Not that it may interetst anyone, but I felt I needed to "close" the thread as I started it. 🙂

if it matters to you, 'tests' have shown the f2.8 c biogon to be generally a little sharper than the f2.0 variant for zeiss wide open (its tough to see the difference, as the f2.0 is an awesome lens in its own right too). However, the extra stop in f2 can make the difference in a usable shot night.

I use the c biogon myself, and I am extremely satisfied with the lens, for day shooting only. At night, I hardly need bother. I suppose the only alternatives is to either get the f1.2/f1.4 noktons (affordable, but I just can't bring myself to give up the biogon), or the f1.4 summilux (which is the ideal lens to go for, but hardly affordable to me).
 
if it matters to you, 'tests' have shown the f2.8 c biogon to be generally a little sharper than the f2.0 variant for zeiss wide open (its tough to see the difference, as the f2.0 is an awesome lens in its own right too). However, the extra stop in f2 can make the difference in a usable shot night.
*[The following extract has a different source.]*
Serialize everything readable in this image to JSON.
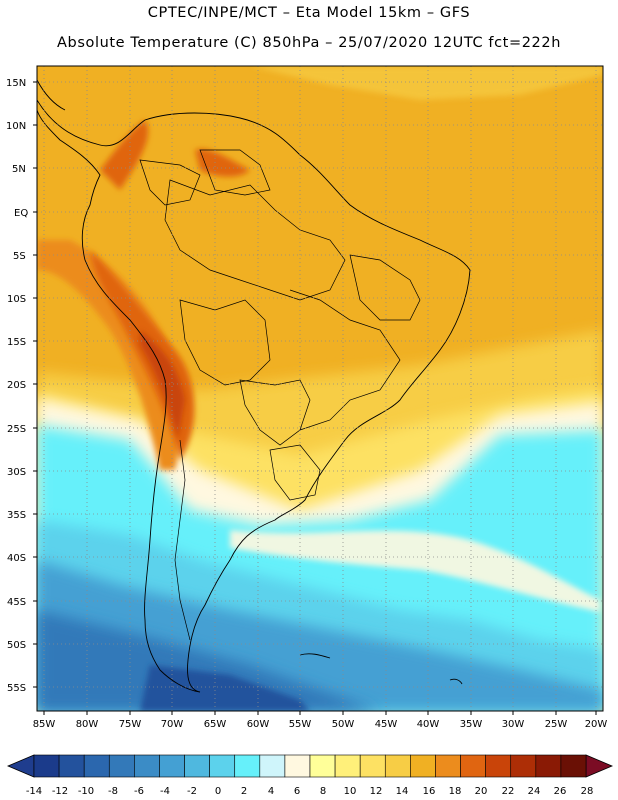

I use the c biogon myself, and I am extremely satisfied with the lens, for day shooting only. At night, I hardly need bother. I suppose the only alternatives is to either get the f1.2/f1.4 noktons (affordable, but I just can't bring myself to give up the biogon), or the f1.4 summilux (which is the ideal lens to go for, but hardly affordable to me).
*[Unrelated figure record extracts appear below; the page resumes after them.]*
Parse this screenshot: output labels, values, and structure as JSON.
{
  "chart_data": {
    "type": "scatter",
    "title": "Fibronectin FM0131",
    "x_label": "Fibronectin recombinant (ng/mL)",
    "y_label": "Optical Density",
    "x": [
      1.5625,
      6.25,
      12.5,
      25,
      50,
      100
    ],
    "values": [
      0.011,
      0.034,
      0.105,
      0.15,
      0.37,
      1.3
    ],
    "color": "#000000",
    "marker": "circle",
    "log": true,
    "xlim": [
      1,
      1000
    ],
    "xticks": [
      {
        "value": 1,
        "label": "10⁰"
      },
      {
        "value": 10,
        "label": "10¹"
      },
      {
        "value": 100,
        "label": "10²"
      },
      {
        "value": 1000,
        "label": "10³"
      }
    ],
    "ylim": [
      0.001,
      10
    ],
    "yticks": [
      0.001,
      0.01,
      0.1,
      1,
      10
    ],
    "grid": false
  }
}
I have been debating the f/2 vs the f/2.8 actually. When I think about how I've been using my R-D1 I've realized I use it 99% of the time in situations where I can't even get close to 2.8 because the shutter only goes to 1/2000 - like bright daylight. So in that sense the 2.8 is completely fine, especially weighing in that it's a bit cheaper.

However, when I start considering the 1% of lower light shots and the possibility to add an ND filter as I like shallower DOF, then the f/2 starts to look like a more valuable option. However, it is so rare that I'm not sure I need to go that route at the moment, so I'm still leaning towards the 2.8. The thing is that if I really want to shoot in low light of with really thin DOF, I'm better of using my 5dmkii for those shots. And if I one day chose to drop the SLR kit then that will leave me with money for a faster lens for my R-D1.
 
Hi, I use the same lens (Ultron 28mm f/2) on an RD1. The sharpness of your shots is similar in my case. Based on experience, images taken with the Ultron are contrasty but need some additional sharpening in PP to get that 'crispness' I look for.
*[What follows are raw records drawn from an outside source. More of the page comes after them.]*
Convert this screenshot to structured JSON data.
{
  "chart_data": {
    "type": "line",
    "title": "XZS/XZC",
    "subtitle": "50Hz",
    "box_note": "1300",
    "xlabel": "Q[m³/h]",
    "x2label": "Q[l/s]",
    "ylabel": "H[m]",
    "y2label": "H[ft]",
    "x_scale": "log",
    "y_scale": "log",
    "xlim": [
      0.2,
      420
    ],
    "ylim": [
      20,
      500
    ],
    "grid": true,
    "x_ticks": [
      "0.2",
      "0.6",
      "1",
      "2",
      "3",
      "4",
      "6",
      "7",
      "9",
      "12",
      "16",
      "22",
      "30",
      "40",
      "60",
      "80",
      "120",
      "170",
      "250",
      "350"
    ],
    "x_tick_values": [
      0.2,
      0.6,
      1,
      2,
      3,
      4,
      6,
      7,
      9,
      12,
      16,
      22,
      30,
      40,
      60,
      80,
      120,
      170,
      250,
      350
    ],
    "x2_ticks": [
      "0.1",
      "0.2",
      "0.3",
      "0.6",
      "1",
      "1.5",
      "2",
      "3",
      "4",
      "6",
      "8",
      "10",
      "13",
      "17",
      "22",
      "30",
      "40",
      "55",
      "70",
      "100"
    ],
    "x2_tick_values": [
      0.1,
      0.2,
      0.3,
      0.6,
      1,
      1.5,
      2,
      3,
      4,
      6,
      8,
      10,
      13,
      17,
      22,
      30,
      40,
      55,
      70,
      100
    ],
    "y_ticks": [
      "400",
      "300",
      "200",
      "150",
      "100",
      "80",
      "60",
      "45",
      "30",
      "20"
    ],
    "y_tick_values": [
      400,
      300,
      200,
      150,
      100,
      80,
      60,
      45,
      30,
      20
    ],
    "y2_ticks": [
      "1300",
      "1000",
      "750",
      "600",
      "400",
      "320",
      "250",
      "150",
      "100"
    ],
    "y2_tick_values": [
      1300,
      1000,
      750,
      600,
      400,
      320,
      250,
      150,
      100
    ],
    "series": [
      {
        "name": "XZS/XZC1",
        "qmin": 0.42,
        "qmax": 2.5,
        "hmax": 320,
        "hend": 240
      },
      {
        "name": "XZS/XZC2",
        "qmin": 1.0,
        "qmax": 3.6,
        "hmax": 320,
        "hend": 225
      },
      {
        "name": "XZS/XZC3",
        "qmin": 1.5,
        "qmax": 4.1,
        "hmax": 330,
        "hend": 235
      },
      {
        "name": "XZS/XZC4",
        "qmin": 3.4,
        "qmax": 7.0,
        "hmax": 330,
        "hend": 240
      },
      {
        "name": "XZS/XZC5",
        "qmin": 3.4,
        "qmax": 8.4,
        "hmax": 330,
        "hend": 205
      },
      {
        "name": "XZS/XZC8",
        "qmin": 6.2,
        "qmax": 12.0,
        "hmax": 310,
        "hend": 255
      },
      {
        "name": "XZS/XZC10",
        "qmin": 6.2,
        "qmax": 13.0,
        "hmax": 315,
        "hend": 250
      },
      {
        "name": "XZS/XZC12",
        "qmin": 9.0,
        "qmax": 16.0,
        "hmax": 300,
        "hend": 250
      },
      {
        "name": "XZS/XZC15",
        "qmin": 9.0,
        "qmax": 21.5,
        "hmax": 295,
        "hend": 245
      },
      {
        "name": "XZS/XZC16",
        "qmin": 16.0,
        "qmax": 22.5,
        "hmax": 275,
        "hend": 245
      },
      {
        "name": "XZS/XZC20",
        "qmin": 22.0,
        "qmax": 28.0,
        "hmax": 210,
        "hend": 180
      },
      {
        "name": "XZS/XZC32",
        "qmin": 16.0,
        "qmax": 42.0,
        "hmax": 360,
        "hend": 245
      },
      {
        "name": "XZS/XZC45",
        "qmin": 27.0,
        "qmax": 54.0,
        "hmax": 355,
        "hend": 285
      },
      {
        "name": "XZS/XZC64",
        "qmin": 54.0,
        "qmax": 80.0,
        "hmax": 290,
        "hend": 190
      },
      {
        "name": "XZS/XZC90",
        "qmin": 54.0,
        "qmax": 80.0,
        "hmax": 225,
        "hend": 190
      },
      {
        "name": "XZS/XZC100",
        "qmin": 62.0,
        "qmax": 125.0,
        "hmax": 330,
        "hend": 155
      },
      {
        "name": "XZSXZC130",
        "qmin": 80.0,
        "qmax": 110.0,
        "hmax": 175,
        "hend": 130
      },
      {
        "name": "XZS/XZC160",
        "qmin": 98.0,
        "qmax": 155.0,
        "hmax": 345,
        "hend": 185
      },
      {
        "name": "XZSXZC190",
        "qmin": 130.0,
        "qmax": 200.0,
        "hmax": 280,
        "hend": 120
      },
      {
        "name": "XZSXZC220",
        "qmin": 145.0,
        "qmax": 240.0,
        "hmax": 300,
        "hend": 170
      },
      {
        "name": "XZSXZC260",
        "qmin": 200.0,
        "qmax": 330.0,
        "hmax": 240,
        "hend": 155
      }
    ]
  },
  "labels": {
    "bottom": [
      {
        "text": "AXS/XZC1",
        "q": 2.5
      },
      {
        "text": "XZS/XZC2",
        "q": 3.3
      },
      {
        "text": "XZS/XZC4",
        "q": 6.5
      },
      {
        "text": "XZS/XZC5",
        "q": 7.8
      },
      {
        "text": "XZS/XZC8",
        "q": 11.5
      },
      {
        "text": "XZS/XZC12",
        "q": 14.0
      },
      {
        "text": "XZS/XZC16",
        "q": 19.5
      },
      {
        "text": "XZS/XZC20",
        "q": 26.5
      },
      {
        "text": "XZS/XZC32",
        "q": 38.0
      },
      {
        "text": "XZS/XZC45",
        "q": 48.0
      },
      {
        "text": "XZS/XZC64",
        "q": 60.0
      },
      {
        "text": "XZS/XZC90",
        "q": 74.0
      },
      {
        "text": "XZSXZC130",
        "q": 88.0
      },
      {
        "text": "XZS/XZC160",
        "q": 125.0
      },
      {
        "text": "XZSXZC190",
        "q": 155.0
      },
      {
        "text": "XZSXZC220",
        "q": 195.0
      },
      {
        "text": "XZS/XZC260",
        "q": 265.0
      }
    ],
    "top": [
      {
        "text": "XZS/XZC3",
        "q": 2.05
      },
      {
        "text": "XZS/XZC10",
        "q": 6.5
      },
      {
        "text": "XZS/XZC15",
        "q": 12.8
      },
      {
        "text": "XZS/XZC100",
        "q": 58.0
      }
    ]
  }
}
Focus shift and pixel-peeping sharpness aside, the Ultron still presents one of the best value normal (42mm equiv) and fast (f/2) lenses for the RD1.

Hope this helps.
 
f2 on my ZM 35/2 is definitely a little softer than 2.8 but I seem to always be somewhere where I need that extra light so it comes in handy. As usual, it's a tradeoff game between sharpness, high ISO and shutter speed.

I find that with static images I can get a usable image out of the R-D1 at 1/15 second and I shoot quite often at 1/30. I'm quite amazed how slow it can go and still keep steady so 2.8 might work ok for you.